Pour se trouver alors confronté à une petite amie potentielle furieuse qui le bouscula en franchissant la porte avec un grognement.
– Il faut qu'on parle.
Il avait appréhendé leur inévitable discussion. Elle allait lui demander le fatal : « Où cela nous mène–t–il ? ». Il pouvait voir la question en toutes lettres, patientant dans son esprit, avec une clarté si cristalline qu'il fut tenté d'y répondre sans même qu'elle en prononce les mots. Il serait alors forcé de lui dire que ça ne mènerait nulle part et qu'il fallait que ça s'arrête, maintenant, qu'il n'y avait plus rien à en tirer.

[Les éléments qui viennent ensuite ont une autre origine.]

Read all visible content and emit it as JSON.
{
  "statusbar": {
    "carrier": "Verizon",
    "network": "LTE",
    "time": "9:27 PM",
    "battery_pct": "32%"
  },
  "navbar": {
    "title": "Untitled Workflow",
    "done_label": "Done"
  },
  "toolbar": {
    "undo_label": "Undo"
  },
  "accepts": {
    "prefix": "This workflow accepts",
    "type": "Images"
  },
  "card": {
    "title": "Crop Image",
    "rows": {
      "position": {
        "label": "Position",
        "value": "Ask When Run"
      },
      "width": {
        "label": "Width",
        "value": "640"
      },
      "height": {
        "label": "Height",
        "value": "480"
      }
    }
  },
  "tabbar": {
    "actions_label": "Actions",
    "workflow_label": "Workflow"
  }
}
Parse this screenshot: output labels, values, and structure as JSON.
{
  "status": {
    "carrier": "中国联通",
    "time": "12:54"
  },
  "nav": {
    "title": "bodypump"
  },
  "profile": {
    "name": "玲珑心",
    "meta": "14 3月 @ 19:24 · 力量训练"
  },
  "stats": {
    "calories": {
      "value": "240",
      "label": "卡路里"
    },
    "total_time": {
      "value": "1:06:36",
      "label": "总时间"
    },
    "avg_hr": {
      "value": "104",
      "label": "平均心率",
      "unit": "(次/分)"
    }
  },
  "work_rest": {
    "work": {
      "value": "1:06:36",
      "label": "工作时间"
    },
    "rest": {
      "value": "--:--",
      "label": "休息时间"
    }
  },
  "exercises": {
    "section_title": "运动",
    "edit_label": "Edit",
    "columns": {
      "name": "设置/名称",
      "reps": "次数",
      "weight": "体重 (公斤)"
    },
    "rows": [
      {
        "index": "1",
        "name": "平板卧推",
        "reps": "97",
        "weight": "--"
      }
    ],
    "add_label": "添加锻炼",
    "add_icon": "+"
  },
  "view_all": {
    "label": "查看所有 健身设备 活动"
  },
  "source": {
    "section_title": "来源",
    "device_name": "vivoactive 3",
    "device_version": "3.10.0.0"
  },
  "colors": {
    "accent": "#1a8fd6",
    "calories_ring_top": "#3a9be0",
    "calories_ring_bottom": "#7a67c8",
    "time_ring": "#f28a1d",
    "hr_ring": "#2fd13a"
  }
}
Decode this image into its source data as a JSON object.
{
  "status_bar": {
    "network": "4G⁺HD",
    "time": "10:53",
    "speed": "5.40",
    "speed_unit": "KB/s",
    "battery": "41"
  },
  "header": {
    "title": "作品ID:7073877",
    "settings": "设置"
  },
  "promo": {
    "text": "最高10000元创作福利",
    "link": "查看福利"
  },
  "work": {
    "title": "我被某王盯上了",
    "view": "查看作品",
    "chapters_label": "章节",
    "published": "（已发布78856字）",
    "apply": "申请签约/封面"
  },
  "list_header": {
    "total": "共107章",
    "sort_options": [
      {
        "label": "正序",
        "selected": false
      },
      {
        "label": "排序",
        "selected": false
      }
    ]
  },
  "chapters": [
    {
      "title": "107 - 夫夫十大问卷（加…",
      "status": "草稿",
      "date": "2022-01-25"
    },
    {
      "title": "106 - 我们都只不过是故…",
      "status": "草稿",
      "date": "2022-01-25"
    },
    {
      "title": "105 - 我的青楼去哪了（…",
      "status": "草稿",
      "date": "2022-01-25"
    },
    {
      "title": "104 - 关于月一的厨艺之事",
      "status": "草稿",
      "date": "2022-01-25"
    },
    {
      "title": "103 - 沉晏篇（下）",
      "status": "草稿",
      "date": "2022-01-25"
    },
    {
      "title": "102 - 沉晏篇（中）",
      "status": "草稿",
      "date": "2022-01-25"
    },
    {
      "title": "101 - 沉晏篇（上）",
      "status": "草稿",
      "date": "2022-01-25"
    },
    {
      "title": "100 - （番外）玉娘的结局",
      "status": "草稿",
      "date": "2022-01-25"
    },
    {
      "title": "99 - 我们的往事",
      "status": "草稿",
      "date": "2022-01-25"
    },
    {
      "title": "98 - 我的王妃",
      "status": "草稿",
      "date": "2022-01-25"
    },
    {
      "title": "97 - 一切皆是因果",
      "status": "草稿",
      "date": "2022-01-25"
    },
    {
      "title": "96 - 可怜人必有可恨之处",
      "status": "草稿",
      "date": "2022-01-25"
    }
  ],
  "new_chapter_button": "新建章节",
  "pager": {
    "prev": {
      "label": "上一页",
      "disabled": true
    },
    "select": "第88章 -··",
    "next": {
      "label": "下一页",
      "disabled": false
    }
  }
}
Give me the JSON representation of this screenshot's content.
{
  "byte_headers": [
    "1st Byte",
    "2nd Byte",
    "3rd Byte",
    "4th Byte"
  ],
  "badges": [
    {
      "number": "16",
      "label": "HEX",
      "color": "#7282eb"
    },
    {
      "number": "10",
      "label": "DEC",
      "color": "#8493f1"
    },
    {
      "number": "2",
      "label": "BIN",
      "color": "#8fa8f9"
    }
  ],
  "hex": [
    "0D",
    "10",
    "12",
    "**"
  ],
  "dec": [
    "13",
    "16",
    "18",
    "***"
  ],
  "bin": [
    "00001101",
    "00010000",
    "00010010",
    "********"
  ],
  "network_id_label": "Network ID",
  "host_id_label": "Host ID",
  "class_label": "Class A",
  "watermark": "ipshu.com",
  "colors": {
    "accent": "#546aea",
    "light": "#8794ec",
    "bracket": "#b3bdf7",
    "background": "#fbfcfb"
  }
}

Elle le haïrait et tout serait dit.
Bien qu'à en juger à son regard, elle était déjà au deux tiers du chemin qui la menait à la haine. Il ferma la porte, la verrouilla et, après réflexion, insonorisa la pièce à l'aide d'un sort de silence. Il fit ensuite face à la boule de fureur qui avait rejoint le centre de ses appartements et levait un sourcil interrogateur.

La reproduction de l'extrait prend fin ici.